Abstract Background: Factors influencing excessive antimicrobial utilization in hospitalized patients remain poorly understood, particularly with the COVID-19 pandemic. Methods: In this retrospective cohort, we compared administrative data regarding antimicrobial prescriptions in hospitalized patients in South Carolina from March 2020 through September 2022. The study examined variables associated with antimicrobial use across demographics, COVID status, and length of stay, among other variables. Results: Significant relationships were seen with antimicrobial use in COVID-19 positive patients (OR 2.00, 95% Confidence Interval (CI): 1.9–2.1), young adults (OR 1.08, 95% CI: 0.99–1.12, COVID-19 positive Blacks and Hispanics (OR 1.06, 95% CI: 1.01–1.11, OR 1.05, 95% CI: 0.89–1.23), and COVID-19 positive patients with ≥2 comorbid conditions (OR 1.55, 95% CI: 1.43–1.68). Discussion: Further analysis in more than one healthcare system should explore these ecologic relationships further to understand if these are common trends to inform ongoing stewardship interventions.

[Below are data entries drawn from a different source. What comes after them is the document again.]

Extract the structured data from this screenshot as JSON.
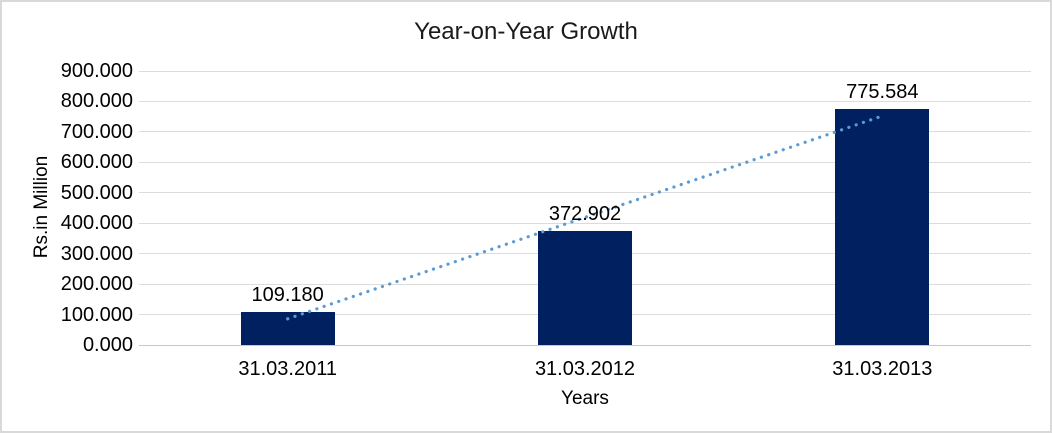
{
  "window": {
    "background": "#ffffff",
    "border_color": "#d9d9d9"
  },
  "chart_data": {
    "type": "bar",
    "title": "Year-on-Year Growth",
    "xlabel": "Years",
    "ylabel": "Rs.in Million",
    "categories": [
      "31.03.2011",
      "31.03.2012",
      "31.03.2013"
    ],
    "values": [
      109.18,
      372.902,
      775.584
    ],
    "data_labels": [
      "109.180",
      "372.902",
      "775.584"
    ],
    "ylim": [
      0,
      900
    ],
    "ytick_values": [
      0,
      100,
      200,
      300,
      400,
      500,
      600,
      700,
      800,
      900
    ],
    "ytick_labels": [
      "0.000",
      "100.000",
      "200.000",
      "300.000",
      "400.000",
      "500.000",
      "600.000",
      "700.000",
      "800.000",
      "900.000"
    ],
    "grid": true,
    "legend_position": "none",
    "bar_color": "#002060",
    "gridline_color": "#dcdcdc",
    "axis_line_color": "#c8c8c8",
    "trendline": {
      "type": "linear",
      "style": "dotted",
      "color": "#5b9bd5",
      "start_value": 86.0,
      "end_value": 752.4
    }
  }
}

2020-2022 年南卡罗来纳州医院抗菌药物使用生态分析
背景:影响住院患者过度使用抗菌药物的因素仍然知之甚少,特别是在COVID-19大流行的情况下。方法:在这一回顾性队列研究中,我们比较了2020年3月至2022年9月期间南卡罗来纳州住院患者抗菌药物处方的管理数据。该研究调查了人口统计学、COVID状态、住院时间等与抗菌药物使用相关的变量。结果:在COVID-19阳性患者(OR 2.00, 95%可信区间(CI): 1.9-2.1)、年轻人(OR 1.08, 95% CI: 0.99-1.12)、COVID-19阳性黑人和西班牙裔(OR 1.06, 95% CI: 1.01-1.11, OR 1.05, 95% CI: 0.89-1.23)和COVID-19阳性患者(OR 1.55, 95% CI: 1.43-1.68)中,抗菌药物的使用与抗菌药物的使用有显著关系。讨论:对不止一个医疗保健系统的进一步分析应该进一步探索这些生态关系,以了解这些是否为正在进行的管理干预提供信息的共同趋势。
本文章由计算机程序翻译,如有差异,请以英文原文为准。